Ihr erst wenige Tage alter Säugling war Anfang September in einer weißen Plastikwanne entdeckt und ins Krankenhaus gebracht worden. Die damals 21-Jährige hatte sich fünf Wochen später bei der Polizei in Schwäbisch Hall gemeldet und eingeräumt, dass sie den Jungen ausgesetzt habe. Ermittlungen hatten dies nach Angaben der Staatsanwaltschaft bestätigt. Allerdings sind die Gründe für die Tat noch unklar.

Laut Staatsanwaltschaft hatte die Frau dem Jungen kurz vor dem Aussetzen auf dem Feldweg für ihn unverträgliche Kuhmilch zum Trinken gegeben. Als sie das Kind zurückgelassen habe, habe sie sich mit der Möglichkeit seines Todes zumindest abgefunden.

Prozess in Heilbronn: Fünf Verhandlungstage geplant

Für den Prozess vor der 1. Schwurgerichtskammer sind insgesamt fünf Verhandlungstage eingeplant sowie 17 Zeugen und zwei Sachverständige geladen. Die Frau sitzt seit Mitte Oktober in Untersuchungshaft.

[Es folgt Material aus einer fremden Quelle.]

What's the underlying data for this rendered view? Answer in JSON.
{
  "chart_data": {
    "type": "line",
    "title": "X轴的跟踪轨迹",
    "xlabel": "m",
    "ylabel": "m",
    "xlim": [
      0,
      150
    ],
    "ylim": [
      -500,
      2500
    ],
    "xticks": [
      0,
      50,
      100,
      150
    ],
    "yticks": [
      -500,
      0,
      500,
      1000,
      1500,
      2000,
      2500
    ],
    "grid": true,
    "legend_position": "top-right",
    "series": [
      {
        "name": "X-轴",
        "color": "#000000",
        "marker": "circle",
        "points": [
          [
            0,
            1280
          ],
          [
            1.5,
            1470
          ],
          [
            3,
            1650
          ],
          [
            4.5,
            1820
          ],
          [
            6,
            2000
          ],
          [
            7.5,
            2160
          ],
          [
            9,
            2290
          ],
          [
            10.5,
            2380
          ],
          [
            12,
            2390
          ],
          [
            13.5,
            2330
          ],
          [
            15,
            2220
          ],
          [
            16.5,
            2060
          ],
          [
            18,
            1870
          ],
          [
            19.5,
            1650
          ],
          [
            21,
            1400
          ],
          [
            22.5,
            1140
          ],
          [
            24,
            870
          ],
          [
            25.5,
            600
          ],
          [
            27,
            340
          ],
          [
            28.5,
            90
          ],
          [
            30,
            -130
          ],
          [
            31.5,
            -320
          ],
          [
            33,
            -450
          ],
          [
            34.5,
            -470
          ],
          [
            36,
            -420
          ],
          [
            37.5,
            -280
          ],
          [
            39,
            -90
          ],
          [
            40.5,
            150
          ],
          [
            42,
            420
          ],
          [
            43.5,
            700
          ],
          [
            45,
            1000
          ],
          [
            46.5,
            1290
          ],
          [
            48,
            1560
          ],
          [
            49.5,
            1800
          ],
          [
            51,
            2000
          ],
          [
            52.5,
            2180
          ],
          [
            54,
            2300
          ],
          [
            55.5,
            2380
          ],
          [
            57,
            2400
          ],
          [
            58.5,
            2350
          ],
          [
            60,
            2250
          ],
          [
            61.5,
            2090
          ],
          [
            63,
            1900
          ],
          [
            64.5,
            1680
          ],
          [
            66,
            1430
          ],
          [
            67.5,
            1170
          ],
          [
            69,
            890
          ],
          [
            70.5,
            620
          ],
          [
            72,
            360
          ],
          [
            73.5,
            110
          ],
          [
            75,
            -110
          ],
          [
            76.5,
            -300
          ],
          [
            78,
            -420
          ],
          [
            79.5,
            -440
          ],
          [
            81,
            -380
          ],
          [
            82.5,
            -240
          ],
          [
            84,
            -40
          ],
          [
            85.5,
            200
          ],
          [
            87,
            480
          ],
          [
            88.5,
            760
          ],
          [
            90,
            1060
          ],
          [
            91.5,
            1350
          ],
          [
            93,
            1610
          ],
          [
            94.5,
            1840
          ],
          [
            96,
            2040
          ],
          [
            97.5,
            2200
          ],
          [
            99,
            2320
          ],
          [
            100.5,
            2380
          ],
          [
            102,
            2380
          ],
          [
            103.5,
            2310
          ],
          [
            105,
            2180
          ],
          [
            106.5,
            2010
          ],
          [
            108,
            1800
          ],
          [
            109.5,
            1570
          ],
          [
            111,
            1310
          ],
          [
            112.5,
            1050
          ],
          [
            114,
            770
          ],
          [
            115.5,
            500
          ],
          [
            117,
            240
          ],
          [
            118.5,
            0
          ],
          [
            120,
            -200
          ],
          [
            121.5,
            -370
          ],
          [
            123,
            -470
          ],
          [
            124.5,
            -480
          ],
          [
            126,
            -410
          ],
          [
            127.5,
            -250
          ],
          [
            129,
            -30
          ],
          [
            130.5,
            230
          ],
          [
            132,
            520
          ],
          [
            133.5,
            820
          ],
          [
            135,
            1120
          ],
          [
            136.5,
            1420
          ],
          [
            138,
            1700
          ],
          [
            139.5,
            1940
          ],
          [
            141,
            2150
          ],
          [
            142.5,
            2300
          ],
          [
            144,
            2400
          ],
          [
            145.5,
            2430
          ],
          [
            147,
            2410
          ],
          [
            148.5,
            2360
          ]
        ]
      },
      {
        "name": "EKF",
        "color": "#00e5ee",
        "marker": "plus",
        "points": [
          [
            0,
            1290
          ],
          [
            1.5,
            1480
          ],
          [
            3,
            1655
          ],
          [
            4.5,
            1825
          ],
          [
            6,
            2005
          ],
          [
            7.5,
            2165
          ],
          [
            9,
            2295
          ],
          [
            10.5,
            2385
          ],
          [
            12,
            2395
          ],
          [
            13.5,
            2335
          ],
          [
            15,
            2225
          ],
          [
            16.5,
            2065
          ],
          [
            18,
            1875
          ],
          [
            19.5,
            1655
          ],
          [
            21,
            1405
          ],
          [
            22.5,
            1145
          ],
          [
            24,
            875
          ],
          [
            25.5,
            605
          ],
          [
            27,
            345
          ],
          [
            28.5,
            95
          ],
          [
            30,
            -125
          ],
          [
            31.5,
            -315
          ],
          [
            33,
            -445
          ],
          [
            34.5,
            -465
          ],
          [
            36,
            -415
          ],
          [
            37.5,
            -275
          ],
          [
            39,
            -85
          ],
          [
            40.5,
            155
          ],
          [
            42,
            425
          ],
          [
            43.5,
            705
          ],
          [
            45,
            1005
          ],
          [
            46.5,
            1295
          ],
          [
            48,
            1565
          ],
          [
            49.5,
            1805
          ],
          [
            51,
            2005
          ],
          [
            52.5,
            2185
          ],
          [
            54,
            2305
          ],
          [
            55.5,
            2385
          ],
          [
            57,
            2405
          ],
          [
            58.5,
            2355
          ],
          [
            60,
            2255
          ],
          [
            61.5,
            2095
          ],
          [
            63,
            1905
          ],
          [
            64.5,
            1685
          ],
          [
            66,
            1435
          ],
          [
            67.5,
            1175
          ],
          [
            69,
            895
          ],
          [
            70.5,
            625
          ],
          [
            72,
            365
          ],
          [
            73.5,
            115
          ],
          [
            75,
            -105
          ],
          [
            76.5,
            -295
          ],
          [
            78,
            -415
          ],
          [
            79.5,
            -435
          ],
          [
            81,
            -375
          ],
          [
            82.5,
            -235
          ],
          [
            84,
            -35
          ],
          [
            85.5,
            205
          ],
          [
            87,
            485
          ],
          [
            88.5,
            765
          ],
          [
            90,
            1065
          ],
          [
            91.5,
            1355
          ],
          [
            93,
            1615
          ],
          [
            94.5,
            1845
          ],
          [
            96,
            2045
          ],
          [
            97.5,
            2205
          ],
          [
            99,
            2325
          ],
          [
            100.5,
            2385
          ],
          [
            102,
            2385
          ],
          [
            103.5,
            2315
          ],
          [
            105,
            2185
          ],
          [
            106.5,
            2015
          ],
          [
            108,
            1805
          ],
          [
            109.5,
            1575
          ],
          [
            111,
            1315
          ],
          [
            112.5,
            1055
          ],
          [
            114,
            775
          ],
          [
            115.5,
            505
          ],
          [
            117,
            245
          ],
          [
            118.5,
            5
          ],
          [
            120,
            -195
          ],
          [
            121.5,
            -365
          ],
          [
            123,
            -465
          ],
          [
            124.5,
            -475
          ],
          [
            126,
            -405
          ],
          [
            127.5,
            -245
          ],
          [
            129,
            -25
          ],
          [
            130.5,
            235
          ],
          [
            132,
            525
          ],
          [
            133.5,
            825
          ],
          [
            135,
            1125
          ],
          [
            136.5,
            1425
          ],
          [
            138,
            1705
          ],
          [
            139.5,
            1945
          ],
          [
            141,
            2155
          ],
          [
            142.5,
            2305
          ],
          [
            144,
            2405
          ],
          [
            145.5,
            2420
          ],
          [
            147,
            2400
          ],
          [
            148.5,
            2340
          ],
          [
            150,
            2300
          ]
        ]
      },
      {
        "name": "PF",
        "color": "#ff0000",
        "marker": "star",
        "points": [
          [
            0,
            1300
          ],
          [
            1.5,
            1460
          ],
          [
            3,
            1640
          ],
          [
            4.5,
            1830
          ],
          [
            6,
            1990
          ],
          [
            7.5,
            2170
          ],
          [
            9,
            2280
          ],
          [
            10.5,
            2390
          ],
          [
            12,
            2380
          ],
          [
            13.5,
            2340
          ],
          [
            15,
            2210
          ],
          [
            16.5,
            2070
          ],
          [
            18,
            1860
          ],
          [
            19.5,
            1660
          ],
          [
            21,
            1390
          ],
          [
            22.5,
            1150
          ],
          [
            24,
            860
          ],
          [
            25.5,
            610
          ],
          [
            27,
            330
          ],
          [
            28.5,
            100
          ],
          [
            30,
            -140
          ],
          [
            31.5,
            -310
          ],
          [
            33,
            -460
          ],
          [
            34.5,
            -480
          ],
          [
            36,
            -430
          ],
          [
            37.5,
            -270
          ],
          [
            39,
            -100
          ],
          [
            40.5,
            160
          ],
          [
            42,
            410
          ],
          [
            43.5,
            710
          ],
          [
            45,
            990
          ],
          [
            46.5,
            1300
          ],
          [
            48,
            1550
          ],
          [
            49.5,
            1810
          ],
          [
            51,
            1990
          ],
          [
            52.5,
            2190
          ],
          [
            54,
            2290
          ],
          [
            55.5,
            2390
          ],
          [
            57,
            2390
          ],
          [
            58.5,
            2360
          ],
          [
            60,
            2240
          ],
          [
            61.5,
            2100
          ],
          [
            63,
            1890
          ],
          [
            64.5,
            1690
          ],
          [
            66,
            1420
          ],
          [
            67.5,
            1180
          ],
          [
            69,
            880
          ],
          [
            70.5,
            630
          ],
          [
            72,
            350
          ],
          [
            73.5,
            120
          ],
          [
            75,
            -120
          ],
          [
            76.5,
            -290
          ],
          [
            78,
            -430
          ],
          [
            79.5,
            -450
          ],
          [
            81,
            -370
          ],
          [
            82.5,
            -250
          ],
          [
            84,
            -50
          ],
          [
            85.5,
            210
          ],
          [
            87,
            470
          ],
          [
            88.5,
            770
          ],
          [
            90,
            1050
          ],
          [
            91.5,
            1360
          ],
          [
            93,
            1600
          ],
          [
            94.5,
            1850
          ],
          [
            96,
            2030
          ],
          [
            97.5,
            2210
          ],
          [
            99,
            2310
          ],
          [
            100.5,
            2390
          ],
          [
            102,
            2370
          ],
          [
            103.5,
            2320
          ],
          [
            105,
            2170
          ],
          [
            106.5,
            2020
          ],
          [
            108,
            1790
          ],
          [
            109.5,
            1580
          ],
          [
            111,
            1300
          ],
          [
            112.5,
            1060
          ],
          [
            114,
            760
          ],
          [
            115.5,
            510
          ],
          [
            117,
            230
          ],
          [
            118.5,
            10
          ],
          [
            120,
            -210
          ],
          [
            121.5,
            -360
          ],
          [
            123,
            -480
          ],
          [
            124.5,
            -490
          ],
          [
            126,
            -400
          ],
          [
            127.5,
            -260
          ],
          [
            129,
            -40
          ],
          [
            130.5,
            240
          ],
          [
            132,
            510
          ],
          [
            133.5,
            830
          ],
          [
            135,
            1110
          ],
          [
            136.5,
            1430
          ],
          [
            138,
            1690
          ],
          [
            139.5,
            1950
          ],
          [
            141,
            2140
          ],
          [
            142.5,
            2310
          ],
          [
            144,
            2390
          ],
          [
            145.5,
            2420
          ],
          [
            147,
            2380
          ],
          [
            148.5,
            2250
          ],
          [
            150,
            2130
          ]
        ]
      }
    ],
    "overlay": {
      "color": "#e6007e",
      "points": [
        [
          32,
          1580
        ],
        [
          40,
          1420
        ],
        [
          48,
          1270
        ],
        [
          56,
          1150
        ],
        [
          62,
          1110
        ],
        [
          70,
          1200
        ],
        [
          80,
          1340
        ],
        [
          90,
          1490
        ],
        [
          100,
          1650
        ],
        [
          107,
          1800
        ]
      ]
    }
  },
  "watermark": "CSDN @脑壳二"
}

Auch die Mutter des zweiten ausgesetzten Babys wird sich vermutlich noch vor Gericht verantworten müssen. Die Ermittlungen dazu seien aber noch nicht abgeschlossen, sagte ein Sprecher der Staatsanwaltschaft in Hechingen auf Anfrage. Die Frau hatte nur einen Tag vor dem Fund des Babys auf dem Feldweg ihr eigenes Neugeborenes im Keller eines Mehrfamilienhauses im Landkreis Sigmaringen abgelegt. Der erst wenige Stunden alte Säugling war nach dem Fund in eine Klinik gebracht worden. Zwei Wochen später hatten Ermittler die Kindsmutter aufgespürt.